On the other hand, Boyd (1995) found that combining both roles in one person is associated with higher profitability. In contrast Rechner and Dalton (1991) found that combining the roles of a chairman and CEO reduces profitability whereas Baliga et al (1996) found no effect on performance. Based upon the findings of all the above studies, the researchers believe that the separation of CEO and chairman positions is important for better management of the company and possible control effectiveness over the business operations.

The board of directors is seen as an internal mechanism whose main duties are to take some of the major decisions on behalf of shareholders and to align owners’ incentives with the management by ensuring that the management behaviour is consistent with the owners’ interest. In a research study by Butler (1985) he found that board of directors dominated by outside directors are more likely to behave in shareholders’ interest. However this was not always the case as Holl (1975) found insignificant differences. Other studies such as the one made by Faccio and Lasfer (1999) found no specific relationship between board ownership and firm value in general. This was also confirmed in US in a study by Hermalin and Weisback (2003) as they found no association between firm performance and board composition.

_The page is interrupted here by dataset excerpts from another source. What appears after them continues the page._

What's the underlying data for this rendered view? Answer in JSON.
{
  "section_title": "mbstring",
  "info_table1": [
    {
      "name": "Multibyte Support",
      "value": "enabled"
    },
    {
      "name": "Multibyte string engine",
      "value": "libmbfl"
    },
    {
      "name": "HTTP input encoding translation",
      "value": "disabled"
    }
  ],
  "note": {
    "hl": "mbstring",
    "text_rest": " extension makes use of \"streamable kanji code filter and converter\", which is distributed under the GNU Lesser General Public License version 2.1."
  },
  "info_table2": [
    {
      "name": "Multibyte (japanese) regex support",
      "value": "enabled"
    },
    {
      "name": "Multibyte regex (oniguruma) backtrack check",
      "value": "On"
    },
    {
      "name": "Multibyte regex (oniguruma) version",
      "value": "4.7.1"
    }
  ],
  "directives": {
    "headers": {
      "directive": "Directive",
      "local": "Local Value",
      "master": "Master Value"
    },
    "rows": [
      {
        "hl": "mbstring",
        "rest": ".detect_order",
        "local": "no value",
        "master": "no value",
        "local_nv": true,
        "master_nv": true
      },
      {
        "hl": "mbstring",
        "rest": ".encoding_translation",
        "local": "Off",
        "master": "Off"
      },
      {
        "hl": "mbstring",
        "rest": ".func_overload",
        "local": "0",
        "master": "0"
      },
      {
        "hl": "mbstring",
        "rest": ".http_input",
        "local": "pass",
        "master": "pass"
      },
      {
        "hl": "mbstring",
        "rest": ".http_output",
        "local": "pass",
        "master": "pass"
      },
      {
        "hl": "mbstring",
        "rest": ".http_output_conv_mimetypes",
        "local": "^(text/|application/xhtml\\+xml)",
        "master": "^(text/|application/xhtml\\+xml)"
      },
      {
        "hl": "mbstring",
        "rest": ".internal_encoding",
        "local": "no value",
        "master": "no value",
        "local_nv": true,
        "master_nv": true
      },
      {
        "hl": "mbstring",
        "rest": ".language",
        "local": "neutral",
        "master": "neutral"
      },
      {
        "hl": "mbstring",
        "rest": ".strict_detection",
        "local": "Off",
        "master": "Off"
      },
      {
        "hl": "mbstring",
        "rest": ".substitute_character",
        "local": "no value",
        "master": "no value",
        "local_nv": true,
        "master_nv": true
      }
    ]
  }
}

However, the effects of board composition on voluntary disclosures were mixed as Beasley (1996) found that non executive directors are positively related with the board’s ability to influence voluntary disclosure decisions. Dahya et al (2007) found that board composition has no meaningful impact on financial performance. It is also often believed that the smaller the boards the more effective they are specially in taking specific and important decisions. This was confirmed by Lipton and Lorsch (1992) and Jensen (1993) as they criticized the performance of large boards’ problems in poor communication and decision making. According to Jensen (1993) as groups increase in size they become less effective because the coordination and process problems overwhelm the advantages from having more people to draw on. In addition to that CEO performance incentives provided by the board through compensation and threat of dismissal operate less strongly as board size increases and financial ratios related to profitability and operating efficiency appear to decline as board size grows. Also, the effect of the board size was found to have an insignificant effect on takeover by firms. This was confirmed in the U.K in a study by Conyon and Peck (1998) who examined 481 listed companies from 1992 to 1995 and found a negative effect of board size on both market and book value and profitability.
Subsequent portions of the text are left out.